Who knows, 1263? But with a little effort and good will............

5 Agrees
Don Pearson
Don Pearson
07 Dec 2020 15:46

It doesn't need to be too serious or very intelligent. All that is needed is a place to express one's ideas  and absorb other people's ideas without incurring name calling and abuse and without posts aimed simply at winding up other posters.

I have simple rules  for myself:

never write anything online that I would not say to someone face to face.
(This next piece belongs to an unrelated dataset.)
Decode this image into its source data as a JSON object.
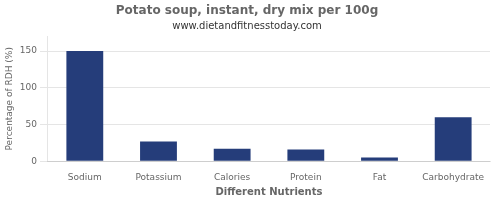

think before I write and never write in anger.


How hard can it be?


4 Agrees
07 Dec 2020 16:13

Pretty sound advice Don. These days when I feel inclined to rant in print because something has made me furious, I sit at my keyboard giving full vent to my rage (surely we've all been there?). Then I save the file and come back to it the next day. By that time the rage has abated and more often than not I can see how ridiculous it sounds or how my rage has obscured the real point. If I stil feel the need to post it, I will moderate my tone.

4 Agrees
08 Dec 2020 09:00

@ Epicurus

I thought the More On (Moron) guide was very good indeed and brought a smile to my face.

The unfortunate thing about it is that it is true.

There are  far too many people around who have to be instructed in 'the use of common sense' and always blame someone else for their failures in life.